@dvhenry
It might be out of topic, but as long as nobody complains 
My solution may not be exactly what you are after when I read “preferably, only some chosen config files”. Starting point is having a separate partion for /home, as advised often here on the forums. Thus it is the whole of /home that is available in both systems.
I have four partition:
. Swap, to be used by both systems;
. SystemA, where the “old” openSUSE is installed (root partition);
. SystemB. where the “new” openSUSE is installed (root partition);
. Home, used by both systems mounted at /home.
Of course this is multi boot (using GRUB). When the “new” system is stable and conversion complete, the boot entry for “old” may be removed from Grub. When in a year or so we go for the “next” openSUSE, it will be installed on SystemA and we will cycle back.
When testing “new” I mount SystemA on /mnt/oldroot readonly. Readonly to protect against any changes. Now when I have a problem in e.g. my DNS configuration, I could see what is the difference between “old” and “new” with:
diff /etc/resolv.conf /mnt/oldroot/etc/resolv.conf
I hope you understand the principles here.
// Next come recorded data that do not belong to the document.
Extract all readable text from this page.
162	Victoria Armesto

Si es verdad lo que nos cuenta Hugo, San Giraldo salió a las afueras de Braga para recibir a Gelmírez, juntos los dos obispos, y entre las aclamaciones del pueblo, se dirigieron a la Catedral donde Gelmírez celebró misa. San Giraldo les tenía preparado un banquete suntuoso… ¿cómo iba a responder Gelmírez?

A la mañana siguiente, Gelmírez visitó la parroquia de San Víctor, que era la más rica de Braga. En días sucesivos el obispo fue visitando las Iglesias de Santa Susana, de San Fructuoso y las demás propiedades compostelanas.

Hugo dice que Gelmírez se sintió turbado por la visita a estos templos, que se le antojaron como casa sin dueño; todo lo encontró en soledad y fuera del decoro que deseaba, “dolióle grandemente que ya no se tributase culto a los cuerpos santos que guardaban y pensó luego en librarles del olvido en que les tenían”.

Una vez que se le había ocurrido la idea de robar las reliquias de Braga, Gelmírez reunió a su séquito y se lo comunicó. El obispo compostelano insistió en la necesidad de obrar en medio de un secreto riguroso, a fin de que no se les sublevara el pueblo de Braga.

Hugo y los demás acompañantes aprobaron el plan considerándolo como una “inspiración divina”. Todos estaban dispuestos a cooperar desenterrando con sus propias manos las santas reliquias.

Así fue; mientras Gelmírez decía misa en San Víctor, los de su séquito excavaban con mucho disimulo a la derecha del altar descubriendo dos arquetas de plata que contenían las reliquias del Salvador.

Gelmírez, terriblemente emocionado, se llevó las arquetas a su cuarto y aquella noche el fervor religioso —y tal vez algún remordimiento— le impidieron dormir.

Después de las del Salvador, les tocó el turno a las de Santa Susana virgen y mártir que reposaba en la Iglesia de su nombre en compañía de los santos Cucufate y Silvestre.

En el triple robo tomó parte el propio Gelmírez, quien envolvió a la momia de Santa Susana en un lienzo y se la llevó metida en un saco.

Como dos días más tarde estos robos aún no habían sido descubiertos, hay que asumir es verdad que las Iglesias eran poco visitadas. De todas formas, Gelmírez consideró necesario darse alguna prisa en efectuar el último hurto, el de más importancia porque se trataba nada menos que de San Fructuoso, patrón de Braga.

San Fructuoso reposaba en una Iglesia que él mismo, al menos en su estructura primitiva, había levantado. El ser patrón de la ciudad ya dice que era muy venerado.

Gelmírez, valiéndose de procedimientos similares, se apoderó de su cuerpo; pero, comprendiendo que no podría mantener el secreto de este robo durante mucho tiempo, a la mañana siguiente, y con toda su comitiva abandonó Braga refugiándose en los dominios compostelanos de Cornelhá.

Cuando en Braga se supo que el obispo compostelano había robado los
The end-user(s) files are the same on both systems, thus their personal FF, Amarok, KDE, etc. configurations are the same on both systems. Same of course for their documents, music, etc. But there is no choice of: yes for he FF config, but no for the Amarok ones.
There could be some negative effects. My last conversion was from 10.3 to 11.2 and that included KDE 3 to KDE 4. Now in openSUSE the two KDEs have two different sets of personal config file (in ~/.kde and ~/.kde4). I think this avoided a lot of problems when you boot intermittent into both systems. But I remember e.g. that KDE 4 connected a new icon to the Dustbin on the Desktop. Going back to 10.3/KDE3 that icon was not found and a default icon was shown. Nothing dramatic. But it is good to remind that the first time you start a new level of a program, it will find the old config file and it might convert this automaticaly to a new version. Thus when you the you the old program again (because you booted “old”) there could be a problem. Mostly these things are for- and backward compatible though.
I hope I made thhis a bit clear to you. More questions? Please feel free to ask.